Una cura basata sulla parola
Partendo dagli studi sull’ipnosi condotti insieme al suo mentore, il famoso fisiologo Josef Breuer, Freud raccoglie del materiale utile a indagare il funzionamento dell’apparato psichico dei suoi pazienti. Ciò che lo incuriosisce sono le attività che si svolgono sotto il livello di coscienza, spesso non controllate dal soggetto, e quindi non intenzionali. Si pensi alle famose pazienti isteriche vittime di forti reazioni corporee come la paralisi, l’afonia o l’epilessia.
Con il progredire della ricerca, Freud comincia ad interessarsi ai sogni, e a condurre delle primordiali autoanalisi una volta svegliatosi. L’obiettivo è quello di far affiorare alla memoria tutti i dettagli dell’episodio onirico al fine di interpretare le associazioni tra il sogno e l’esperienza vissuta in stato di veglia. Sarà proprio su questa linea che comincerà a strutturarsi la pratica clinica, anche per quanto riguarda il setting (come ci si dispone durante una seduta). Il paziente in analisi, sdraiato su un lettino, non ha altro compito se non quello di parlare.

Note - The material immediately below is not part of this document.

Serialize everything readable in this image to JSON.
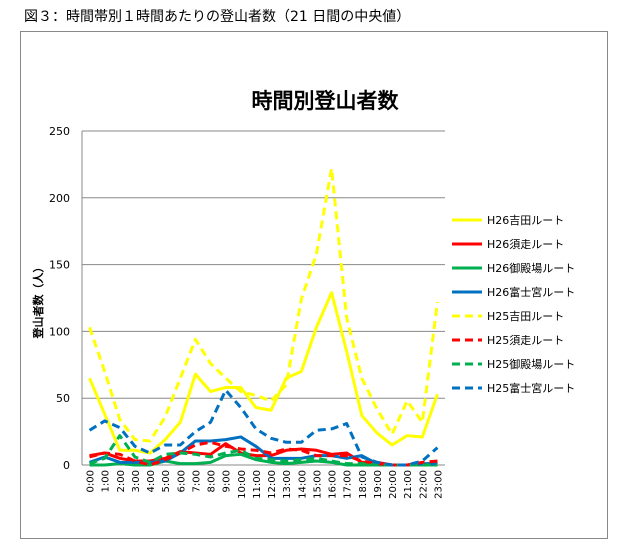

È proprio sulla parola che Freud imposta il processo di guarigione. Grazie alle associazioni libere che il paziente metterà in atto durante la seduta, l’analista potrà vedere in atto il lavoro dell’inconscio e cercare quindi di portare a conoscenza il paziente di quello che, fin lì, non gli era stato accessibile. Inizialmente la comunità scientifica non reagì in modo entusiasta alla nuova proposta di cura, ma quando furono i fatti a parlare (famosi i casi di guarigione di pazienti isteriche, incurabili con le alte metodologie), Freud raggiunse una fama mondiale.
La psicoanalisi è una terapia basata sulla relazione tra l’analista e il paziente
L’evoluzione postfreudiana
Nei decenni successivi, fino ad arrivare ai giorni nostri, molte cose sono cambiate. Freud stesso ha condotto dei pesanti rimaneggiamenti nella sua teoria clinica, che non sempre sono stati intesi o accettati dai suoi seguaci. Si sono quindi formate diverse scuole di pensiero, sempre legate ad un approccio clinico incentrato sulla cura, che però portano alla loro base alcune inconciliabilità teoretiche che spesso hanno portato anche a scontri aperti in ambito accademico. Principalmente, però, ciò che non ha mai smesso di mutare è la “materia di studio”, ossia i pazienti. Se è vero che ognuno di noi è figlio del proprio tempo, le diverse dinamiche sociali del giorno d’oggi hanno portato alla nascita di problematiche che non possono essere prese in considerazione se non con un occhio nuovo e aggiornato.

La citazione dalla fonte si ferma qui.